Como a matéria-prima desses engodos aparece sempre remodelada em linguagem local e adaptada aos sentimentos usuais do público americano, ninguém ou quase ninguém se lembra de rastrear-lhe a origem. Quem o fizesse teria de acabar concordando com aquilo que disse Malachi Martin: que ao longo do último século só houve uma força agente no cenário internacional – a URSS. Os personagens em torno não tiveram iniciativa própria: limitaram-se a adaptar-se, às pressas e desastradamente, a situações criadas pelos diretores de cena soviéticos, cujos cálculos antecipavam suas reações e tiravam proveito delas.

Tudo aquilo que no Ocidente se vendeu, se louvou e se criticou sob o nome de “anticomunismo” nunca passou da resposta fraca e tardia de vítimas atônitas a uma estratégia abrangente e de longo prazo, cujo alcance mal chegavam a vislumbrar.

Poucas coisas ilustram a noção de “resposta passiva” tão claramente quanto a política americana de “contenção”, que pretendeu traçar limites à expansão do Império soviético, política que na época a caipirice ocidental enalteceu como um primor de genialidade estratégica e a hipocrisia comunista, mal contendo o riso, condenou como o suprassumo da intrusão imperial ianque. Tudo o que ela conseguiu fazer foi limitar a ação do próprio Ocidente, enquanto a URSS espalhava livremente seus tentáculos pela Ásia, pela África, pela America Latina e, é claro, pelas altas esferas intelectuais e midiáticas dos EUA.

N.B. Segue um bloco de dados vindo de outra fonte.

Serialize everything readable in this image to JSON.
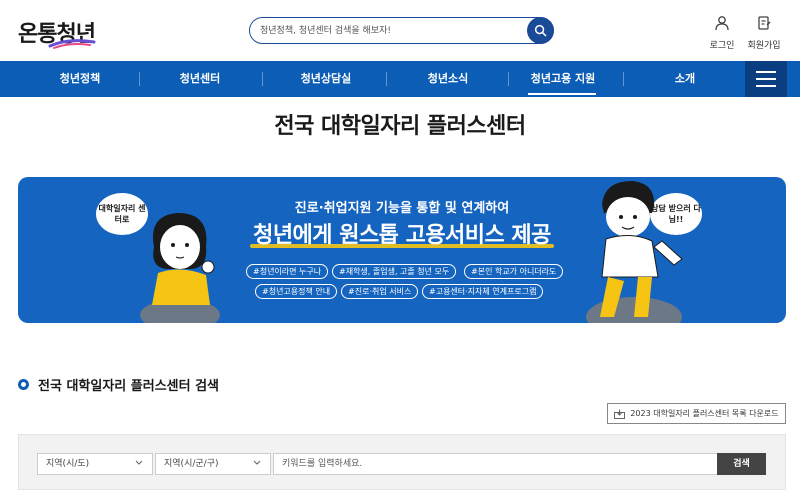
{
  "header": {
    "logo_text": "온통청년",
    "search_placeholder": "청년정책, 청년센터 검색을 해보자!",
    "login_label": "로그인",
    "signup_label": "회원가입"
  },
  "nav": {
    "items": [
      "청년정책",
      "청년센터",
      "청년상담실",
      "청년소식",
      "청년고용 지원",
      "소개"
    ],
    "active_index": 4
  },
  "page": {
    "title": "전국 대학일자리 플러스센터"
  },
  "banner": {
    "headline": "진로·취업지원 기능을 통합 및 연계하여",
    "main": "청년에게 원스톱 고용서비스 제공",
    "tags": [
      "#청년이라면 누구나",
      "#재학생, 졸업생, 고졸 청년 모두",
      "#본인 학교가 아니더라도",
      "#청년고용정책 안내",
      "#진로·취업 서비스",
      "#고용센터·지자체 연계프로그램"
    ],
    "bubble_left": "대학일자리 센터로",
    "bubble_right": "상담 받으러 다님!!"
  },
  "search_section": {
    "title": "전국 대학일자리 플러스센터 검색",
    "download_label": "2023 대학일자리 플러스센터 목록 다운로드",
    "region_sido": "지역(시/도)",
    "region_sigungu": "지역(시/군/구)",
    "keyword_placeholder": "키워드를 입력하세요.",
    "submit_label": "검색"
  },
  "colors": {
    "primary": "#0b5db5",
    "nav_menu": "#0a3e80",
    "banner": "#1565c0",
    "accent_yellow": "#f6c514"
  }
}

Mas talvez a obra-prima da impotência patética tenha sido a insistência dos governos ocidentais na falsa esperteza de jogar contra a URSS os “anticomunistas de esquerda”. Faziam isso na alegada esperança de dividir as hostes comunistas, quando na verdade tudo o que aqueles esquerdistas democráticos propunham já estava antecipadamente integrado nos planos soviéticos para a grande farsa da “queda da URSS”, que em menos de uma década viria a transfigurar a morte aparente do movimento comunista numa ressurreição triunfal e numa sucessão de vitórias espetaculares (v. Jean-François Revel, La Grande Parade: Essai sur la Survie de l’Utopie Socialiste, 2000), aí incluída, logo depois, a eleição de um de seus mais fiéis servidores para a presidência dos EUA.

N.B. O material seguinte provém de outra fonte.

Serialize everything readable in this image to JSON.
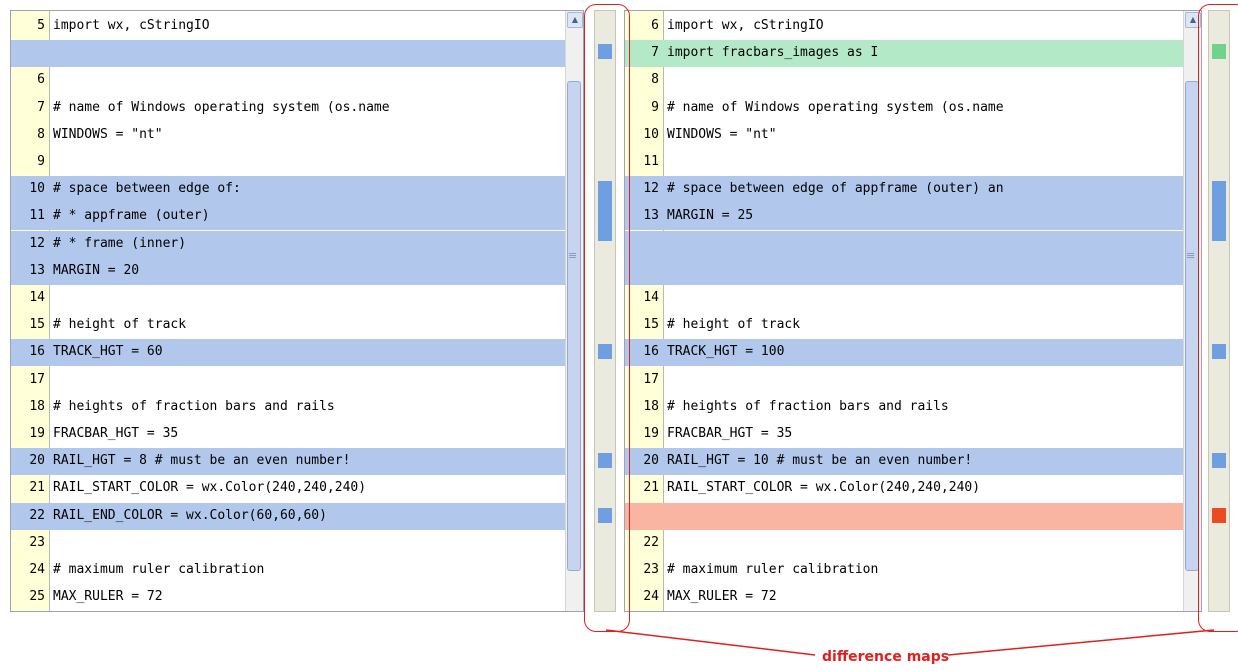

Até os mais legítimos conservadores insistem em enxergar as transformações esquerdizantes da sociedade e da política americanas como resultados de processos autóctones, da ação dos seus execrados liberals, sem querer admitir que estes últimos nunca, nunca tiveram a iniciativa intelectual desses processos, limitando-se a ecoar e repassar, na linguagem tradicional da democracia, os slogans e chavões da propaganda comunista internacional. Hipnotizada por uma espécie de patriotismo cognitivo, a nata do conservadorismo americano imagina residir no seu país a fonte criadora de tudo o que de bom e de mau acontece no mundo, e assim acaba por lançar sobre os genuínos autores do enredo um manto de invisibilidade protetora. Obsessivamente empenhados, sobretudo, em escapar à pecha de “teóricos da conspiração”, aqueles devotos guardiões do americanismo apegam-se às explicações que pareçam mais verossímeis ao público geral, isto é, precisamente aos menos qualificados para opinar em matérias tão complexas e labirínticas. Por medo de tornar-se objeto de riso dos ignorantes, rebaixam-se propositadamente ao nível da estupidez mediana, sacrificando sua inteligência num ritual de autocastração ante o altar das aparências respeitáveis.

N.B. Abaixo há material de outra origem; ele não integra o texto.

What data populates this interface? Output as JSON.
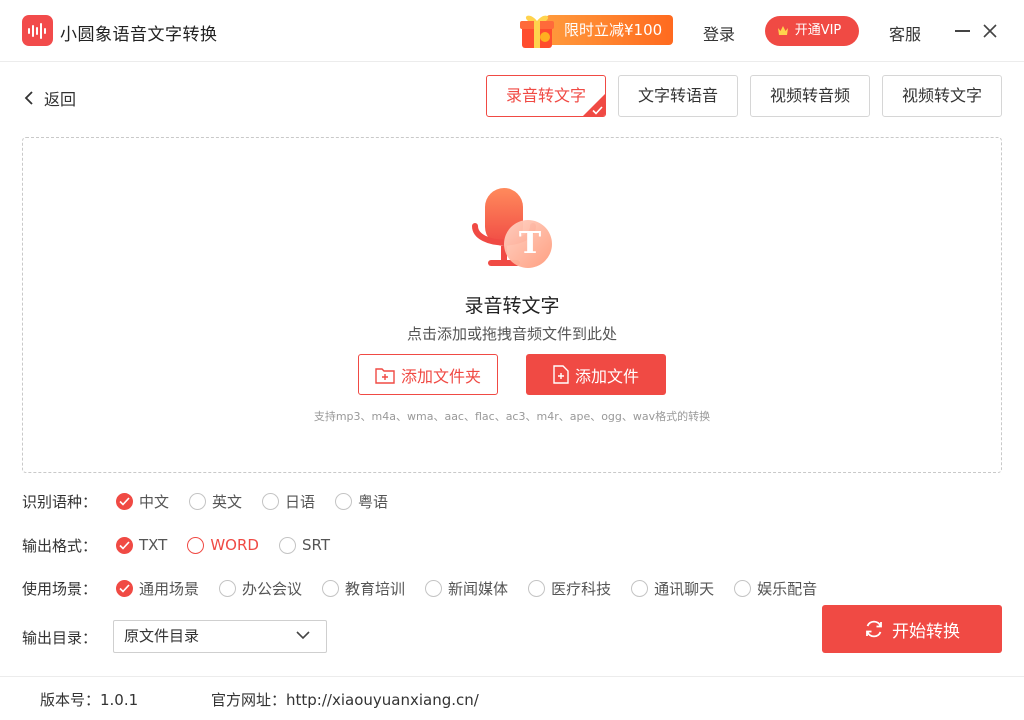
{
  "app": {
    "title": "小圆象语音文字转换"
  },
  "header": {
    "promo_label": "限时立减¥100",
    "login_label": "登录",
    "vip_label": "开通VIP",
    "service_label": "客服"
  },
  "nav": {
    "back_label": "返回",
    "tabs": [
      {
        "label": "录音转文字",
        "active": true
      },
      {
        "label": "文字转语音"
      },
      {
        "label": "视频转音频"
      },
      {
        "label": "视频转文字"
      }
    ]
  },
  "dropzone": {
    "title": "录音转文字",
    "subtitle": "点击添加或拖拽音频文件到此处",
    "add_folder_label": "添加文件夹",
    "add_file_label": "添加文件",
    "formats_note": "支持mp3、m4a、wma、aac、flac、ac3、m4r、ape、ogg、wav格式的转换",
    "icon_letter": "T"
  },
  "options": {
    "language": {
      "label": "识别语种：",
      "choices": [
        "中文",
        "英文",
        "日语",
        "粤语"
      ],
      "selected": "中文"
    },
    "format": {
      "label": "输出格式：",
      "choices": [
        "TXT",
        "WORD",
        "SRT"
      ],
      "selected": "TXT"
    },
    "scene": {
      "label": "使用场景：",
      "choices": [
        "通用场景",
        "办公会议",
        "教育培训",
        "新闻媒体",
        "医疗科技",
        "通讯聊天",
        "娱乐配音"
      ],
      "selected": "通用场景"
    },
    "output_dir": {
      "label": "输出目录：",
      "value": "原文件目录"
    }
  },
  "actions": {
    "start_label": "开始转换"
  },
  "footer": {
    "version_label": "版本号：1.0.1",
    "site_label": "官方网址：http://xiaouyuanxiang.cn/"
  },
  "colors": {
    "accent": "#f04a44",
    "promo": "#ff7a2a"
  }
}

Querem outro exemplo? Depoimentos e mais depoimentos, documentos e mais documentos comprovam que o radicalismo muçulmano não brotou espontaneamente da sociedade islâmica, da cultura islâmica, mas foi criado pelos serviços de inteligência soviéticos e é ainda alimentado e monitorado por agentes russos (leiam Ion Mihai Pacepa em http://www.nationalreview.com/articles/218533/ russian-footprints/ion-mihai-pacepa e Claire Berlinski em http://www.tabletmag.com/ jewish-news-and-politics/103576/the-cold-wars-arab-spring). Apesar disso, o governo americano continua tratando Vladimir Putin como parceiro confiabilíssimo, enquanto os intelectuais conservadores produzem toneladas de retórica piedosamente cristã para lançar a culpa do terrorismo em tradições corânicas de quatorze séculos, ajudando a ação da KGB-FSB a recobrir-se da camuflagem islâmica que, precisamente, estava nos seus planos desde o início.